Dies alles sind Dinge, die das Verhältnis auf Dauer belasten werden. Sie werden das Vertrauen in die Politiker nicht stärken. Doch sie werden keinen Kalten Krieg befeuern, allenfalls die Beziehungen verschlechtern. Seit dem Fall des Eisernen Vorhangs in Europa, seit dem Zerfall des Kommunismus sind die ideologischen Gegensätze nicht länger auf der Tagesordnung. In der jungen globalisierten Welt, angesichts von Vernetzung und von nur gemeinsam zu lösenden Problemen wie internationalem Terrorismus und Klimaschutz reift (nicht unbedingt bei Donald Trump) die Erkenntnis der gegenseitigen Abhängigkeit. Das ist im Übrigen auch der Ansatz, den Bundesaußenminister Sigmar Gabriel (SPD) verfolgt, wenn er die USA warnt, ihre jüngste Sanktionspolitik gegenüber Moskau zu benutzen, um wirtschaftlich oder industriepolitisch Trumps Vorgabe des "America first" egoistisch umsetzen zu wollen.

Angesichts der Zuspitzung der Krise zwischen den Israelis und den Palästinensern, dem nach wie vor ungelösten Syrien-Konflikt, dem immer noch nicht geklärten Umgang mit dem Mullah-Regime im Iran und der sich verschärfenden Lage um Nordkorea, das nach Atomwaffen strebt, sind die USA und Russland zur Zusammenarbeit geradezu verpflichtet. Und nicht zu vergessen: China steht in Wartestellung. Peking würde gern in absehbarer Zeit als Global Player auftreten, vor allem wenn sich die USA auf weltpolitischer Bühne zurückhalten.
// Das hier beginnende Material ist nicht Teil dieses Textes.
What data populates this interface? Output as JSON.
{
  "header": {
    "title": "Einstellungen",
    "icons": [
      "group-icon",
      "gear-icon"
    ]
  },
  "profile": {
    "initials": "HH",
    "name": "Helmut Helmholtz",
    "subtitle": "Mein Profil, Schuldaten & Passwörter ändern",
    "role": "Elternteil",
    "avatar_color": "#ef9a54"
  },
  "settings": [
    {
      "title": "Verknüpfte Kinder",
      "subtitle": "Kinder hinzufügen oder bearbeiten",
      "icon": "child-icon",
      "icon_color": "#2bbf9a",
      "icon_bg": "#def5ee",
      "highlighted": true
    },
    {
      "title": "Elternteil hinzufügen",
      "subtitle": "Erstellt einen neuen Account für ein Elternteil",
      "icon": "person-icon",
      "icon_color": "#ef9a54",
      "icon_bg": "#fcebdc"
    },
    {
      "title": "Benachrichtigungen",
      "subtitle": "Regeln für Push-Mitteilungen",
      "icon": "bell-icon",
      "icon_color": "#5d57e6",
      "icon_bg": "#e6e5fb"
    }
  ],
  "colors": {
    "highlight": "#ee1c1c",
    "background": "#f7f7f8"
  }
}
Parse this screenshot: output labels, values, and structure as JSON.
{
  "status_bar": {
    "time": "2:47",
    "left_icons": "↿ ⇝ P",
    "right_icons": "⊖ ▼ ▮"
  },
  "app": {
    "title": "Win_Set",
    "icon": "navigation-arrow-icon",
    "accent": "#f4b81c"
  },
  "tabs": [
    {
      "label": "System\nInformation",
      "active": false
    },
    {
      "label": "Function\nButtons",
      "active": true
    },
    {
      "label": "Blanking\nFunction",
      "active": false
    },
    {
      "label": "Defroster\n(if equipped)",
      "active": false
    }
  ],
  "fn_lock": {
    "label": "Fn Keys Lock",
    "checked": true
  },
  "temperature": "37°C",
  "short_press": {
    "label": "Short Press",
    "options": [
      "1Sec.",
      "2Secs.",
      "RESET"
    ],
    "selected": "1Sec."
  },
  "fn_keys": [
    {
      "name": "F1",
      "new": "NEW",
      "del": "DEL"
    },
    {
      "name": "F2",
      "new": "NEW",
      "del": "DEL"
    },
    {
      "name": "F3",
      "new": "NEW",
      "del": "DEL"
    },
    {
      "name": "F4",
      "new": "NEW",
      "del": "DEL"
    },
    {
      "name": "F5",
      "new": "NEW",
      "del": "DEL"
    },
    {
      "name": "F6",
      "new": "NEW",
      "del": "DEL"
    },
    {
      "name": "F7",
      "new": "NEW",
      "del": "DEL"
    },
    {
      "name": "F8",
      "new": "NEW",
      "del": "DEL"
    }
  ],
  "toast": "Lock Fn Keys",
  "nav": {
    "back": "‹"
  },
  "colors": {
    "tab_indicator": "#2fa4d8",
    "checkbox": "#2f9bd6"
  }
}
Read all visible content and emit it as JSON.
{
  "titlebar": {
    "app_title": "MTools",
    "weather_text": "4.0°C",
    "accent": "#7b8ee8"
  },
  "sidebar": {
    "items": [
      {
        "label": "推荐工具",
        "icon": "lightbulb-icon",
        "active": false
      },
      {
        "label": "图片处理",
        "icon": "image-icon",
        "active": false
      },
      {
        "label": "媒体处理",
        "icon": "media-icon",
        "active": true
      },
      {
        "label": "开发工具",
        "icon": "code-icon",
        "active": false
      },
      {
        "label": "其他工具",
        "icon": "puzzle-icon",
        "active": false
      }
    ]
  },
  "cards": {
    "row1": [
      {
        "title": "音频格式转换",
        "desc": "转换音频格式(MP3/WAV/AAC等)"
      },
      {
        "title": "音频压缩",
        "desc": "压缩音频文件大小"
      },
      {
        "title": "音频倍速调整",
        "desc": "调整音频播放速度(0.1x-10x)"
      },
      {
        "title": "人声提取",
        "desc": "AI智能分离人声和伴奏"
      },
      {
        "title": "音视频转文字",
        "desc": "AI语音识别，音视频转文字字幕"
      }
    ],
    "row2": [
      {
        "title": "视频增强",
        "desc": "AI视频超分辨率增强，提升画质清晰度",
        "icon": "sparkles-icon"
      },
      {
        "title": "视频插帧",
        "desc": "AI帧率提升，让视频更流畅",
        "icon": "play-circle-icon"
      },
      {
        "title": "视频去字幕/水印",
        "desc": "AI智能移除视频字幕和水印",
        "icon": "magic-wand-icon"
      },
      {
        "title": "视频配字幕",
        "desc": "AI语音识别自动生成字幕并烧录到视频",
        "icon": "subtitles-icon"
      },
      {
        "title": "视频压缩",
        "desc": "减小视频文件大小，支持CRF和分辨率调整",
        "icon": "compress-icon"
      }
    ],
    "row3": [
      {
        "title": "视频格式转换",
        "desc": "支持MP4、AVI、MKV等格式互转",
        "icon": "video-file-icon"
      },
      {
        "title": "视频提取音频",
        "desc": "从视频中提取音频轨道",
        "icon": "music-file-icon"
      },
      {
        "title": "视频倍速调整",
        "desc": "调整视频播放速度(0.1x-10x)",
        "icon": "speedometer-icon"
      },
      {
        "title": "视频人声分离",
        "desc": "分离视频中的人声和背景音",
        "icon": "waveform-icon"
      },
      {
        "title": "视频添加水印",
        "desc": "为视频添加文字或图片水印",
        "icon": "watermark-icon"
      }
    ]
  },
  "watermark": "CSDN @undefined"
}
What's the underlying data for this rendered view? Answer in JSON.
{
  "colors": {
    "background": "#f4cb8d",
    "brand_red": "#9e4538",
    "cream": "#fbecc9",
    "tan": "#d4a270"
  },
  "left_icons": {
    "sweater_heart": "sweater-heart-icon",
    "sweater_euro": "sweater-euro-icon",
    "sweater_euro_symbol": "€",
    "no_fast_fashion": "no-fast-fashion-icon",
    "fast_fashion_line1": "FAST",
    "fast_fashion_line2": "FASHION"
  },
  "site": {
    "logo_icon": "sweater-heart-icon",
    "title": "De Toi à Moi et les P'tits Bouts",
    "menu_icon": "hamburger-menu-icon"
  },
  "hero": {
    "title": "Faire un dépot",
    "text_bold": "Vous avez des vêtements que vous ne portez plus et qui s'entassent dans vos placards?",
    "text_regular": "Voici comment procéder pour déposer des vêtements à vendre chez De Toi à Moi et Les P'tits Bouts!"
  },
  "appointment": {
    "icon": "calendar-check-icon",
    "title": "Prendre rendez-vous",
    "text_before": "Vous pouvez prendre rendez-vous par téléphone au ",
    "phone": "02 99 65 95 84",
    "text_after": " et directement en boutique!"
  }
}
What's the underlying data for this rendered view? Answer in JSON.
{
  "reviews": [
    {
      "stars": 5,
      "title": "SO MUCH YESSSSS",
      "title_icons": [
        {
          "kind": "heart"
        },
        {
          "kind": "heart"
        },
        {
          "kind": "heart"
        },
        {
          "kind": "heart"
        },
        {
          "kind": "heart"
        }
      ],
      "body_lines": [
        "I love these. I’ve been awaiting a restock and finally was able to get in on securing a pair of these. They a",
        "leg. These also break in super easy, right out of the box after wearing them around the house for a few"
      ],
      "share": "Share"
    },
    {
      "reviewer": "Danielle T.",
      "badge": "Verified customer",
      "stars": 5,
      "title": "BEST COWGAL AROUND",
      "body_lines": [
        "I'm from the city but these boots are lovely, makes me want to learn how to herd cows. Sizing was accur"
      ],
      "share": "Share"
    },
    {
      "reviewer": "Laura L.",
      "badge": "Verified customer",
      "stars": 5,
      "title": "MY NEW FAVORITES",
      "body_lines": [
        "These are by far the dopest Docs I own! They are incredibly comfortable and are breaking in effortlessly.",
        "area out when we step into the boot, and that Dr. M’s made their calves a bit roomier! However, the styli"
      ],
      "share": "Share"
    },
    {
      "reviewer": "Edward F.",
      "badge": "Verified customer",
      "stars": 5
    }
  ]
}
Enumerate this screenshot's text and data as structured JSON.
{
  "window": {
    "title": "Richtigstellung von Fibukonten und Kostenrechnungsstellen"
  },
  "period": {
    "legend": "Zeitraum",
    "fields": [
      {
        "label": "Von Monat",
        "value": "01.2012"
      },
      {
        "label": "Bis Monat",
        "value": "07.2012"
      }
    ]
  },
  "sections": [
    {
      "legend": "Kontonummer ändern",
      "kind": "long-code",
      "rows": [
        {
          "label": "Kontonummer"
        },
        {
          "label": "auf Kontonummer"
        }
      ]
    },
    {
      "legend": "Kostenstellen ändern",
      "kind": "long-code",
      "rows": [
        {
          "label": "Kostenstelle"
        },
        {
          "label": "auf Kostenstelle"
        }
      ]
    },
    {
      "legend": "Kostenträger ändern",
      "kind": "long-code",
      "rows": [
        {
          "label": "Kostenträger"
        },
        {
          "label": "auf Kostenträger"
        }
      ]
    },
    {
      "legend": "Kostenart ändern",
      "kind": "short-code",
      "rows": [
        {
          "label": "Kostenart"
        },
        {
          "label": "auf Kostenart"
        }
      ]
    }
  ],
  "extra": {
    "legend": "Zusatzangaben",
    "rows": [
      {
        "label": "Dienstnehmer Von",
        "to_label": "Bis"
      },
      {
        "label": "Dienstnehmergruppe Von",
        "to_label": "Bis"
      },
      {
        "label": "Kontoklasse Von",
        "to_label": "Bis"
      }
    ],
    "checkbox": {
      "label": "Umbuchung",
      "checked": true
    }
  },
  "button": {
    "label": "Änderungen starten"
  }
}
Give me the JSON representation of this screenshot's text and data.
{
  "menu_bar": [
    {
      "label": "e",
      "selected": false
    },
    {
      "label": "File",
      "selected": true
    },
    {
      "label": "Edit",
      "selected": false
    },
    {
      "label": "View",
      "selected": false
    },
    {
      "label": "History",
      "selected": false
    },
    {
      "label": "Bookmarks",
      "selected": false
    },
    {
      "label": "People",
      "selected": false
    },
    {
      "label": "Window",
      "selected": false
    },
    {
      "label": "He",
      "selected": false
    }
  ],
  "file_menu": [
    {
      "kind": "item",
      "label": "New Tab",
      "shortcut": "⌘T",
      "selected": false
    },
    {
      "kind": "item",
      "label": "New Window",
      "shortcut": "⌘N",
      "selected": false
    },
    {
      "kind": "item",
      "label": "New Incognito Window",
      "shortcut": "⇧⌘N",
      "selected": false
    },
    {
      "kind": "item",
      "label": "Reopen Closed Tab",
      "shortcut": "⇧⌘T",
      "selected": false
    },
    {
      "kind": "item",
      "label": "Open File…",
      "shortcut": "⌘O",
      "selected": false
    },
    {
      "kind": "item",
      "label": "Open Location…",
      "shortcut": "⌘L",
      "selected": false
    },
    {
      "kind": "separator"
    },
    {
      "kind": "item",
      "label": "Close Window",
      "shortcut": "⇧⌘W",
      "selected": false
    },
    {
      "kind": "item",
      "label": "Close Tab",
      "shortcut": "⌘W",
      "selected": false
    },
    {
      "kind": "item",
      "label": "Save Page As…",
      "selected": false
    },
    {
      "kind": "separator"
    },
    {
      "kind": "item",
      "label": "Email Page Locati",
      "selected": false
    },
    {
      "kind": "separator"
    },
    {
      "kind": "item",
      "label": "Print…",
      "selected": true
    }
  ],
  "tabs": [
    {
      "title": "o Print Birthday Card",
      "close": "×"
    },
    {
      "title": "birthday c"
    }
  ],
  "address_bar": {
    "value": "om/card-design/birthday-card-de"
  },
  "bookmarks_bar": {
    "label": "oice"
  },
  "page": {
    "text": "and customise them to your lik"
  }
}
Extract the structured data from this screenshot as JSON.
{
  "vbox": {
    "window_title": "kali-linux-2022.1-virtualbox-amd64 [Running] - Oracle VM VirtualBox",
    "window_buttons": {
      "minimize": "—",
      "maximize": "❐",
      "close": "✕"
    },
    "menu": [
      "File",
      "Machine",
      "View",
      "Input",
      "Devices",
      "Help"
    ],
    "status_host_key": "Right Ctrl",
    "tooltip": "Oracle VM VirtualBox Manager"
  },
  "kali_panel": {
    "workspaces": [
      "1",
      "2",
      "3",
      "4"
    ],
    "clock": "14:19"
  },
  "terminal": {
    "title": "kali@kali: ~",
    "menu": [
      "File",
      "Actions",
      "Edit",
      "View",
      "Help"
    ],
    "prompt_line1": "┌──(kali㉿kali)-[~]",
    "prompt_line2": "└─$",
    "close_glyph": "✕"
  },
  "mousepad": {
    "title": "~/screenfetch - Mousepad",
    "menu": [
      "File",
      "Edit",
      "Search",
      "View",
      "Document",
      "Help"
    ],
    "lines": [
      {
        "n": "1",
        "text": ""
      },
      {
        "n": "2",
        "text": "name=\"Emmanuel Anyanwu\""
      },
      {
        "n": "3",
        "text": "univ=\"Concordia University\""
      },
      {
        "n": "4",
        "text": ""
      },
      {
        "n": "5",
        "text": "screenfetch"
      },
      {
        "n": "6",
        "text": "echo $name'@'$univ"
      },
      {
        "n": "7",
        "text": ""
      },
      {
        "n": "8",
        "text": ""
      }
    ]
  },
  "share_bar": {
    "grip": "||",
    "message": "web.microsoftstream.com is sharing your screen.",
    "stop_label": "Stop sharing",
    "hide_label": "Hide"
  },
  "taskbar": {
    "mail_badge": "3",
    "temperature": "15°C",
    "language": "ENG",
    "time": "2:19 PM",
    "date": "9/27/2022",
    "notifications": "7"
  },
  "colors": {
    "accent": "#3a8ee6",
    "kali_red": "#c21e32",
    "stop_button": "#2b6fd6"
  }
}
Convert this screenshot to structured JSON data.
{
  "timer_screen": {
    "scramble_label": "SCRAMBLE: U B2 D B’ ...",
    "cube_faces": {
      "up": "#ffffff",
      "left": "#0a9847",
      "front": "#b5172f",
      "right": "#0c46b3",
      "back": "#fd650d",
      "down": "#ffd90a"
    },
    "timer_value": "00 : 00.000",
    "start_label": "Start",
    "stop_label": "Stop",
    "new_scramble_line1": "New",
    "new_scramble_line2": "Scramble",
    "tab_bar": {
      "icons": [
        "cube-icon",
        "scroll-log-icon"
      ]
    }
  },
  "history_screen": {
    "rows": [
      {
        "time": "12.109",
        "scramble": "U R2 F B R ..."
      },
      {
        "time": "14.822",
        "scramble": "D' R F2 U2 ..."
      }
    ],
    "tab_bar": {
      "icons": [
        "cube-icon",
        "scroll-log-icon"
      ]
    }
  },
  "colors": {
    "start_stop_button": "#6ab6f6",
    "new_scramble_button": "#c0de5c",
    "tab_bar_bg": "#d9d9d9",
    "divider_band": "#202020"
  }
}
Das trifft im Übrigen auch auf die EU zu. Angesichts von Flüchtlingsströmen aus dem Nahen Osten und Afrika muss die EU handlungsfähiger und -entschlossener werden. Das wiederum geht nur mit einer funktionierenden Partnerschaft mit den USA. Der Trump-Leitsatz "America first" ist falsch. Die EU und die USA müssen mithelfen, dass es anderen gut geht, dann wird es beiden nicht schlecht gehen. Das ist aber der Gegensatz von Denkkategorien eines Kalten Krieges, der auf Dominanz beruht.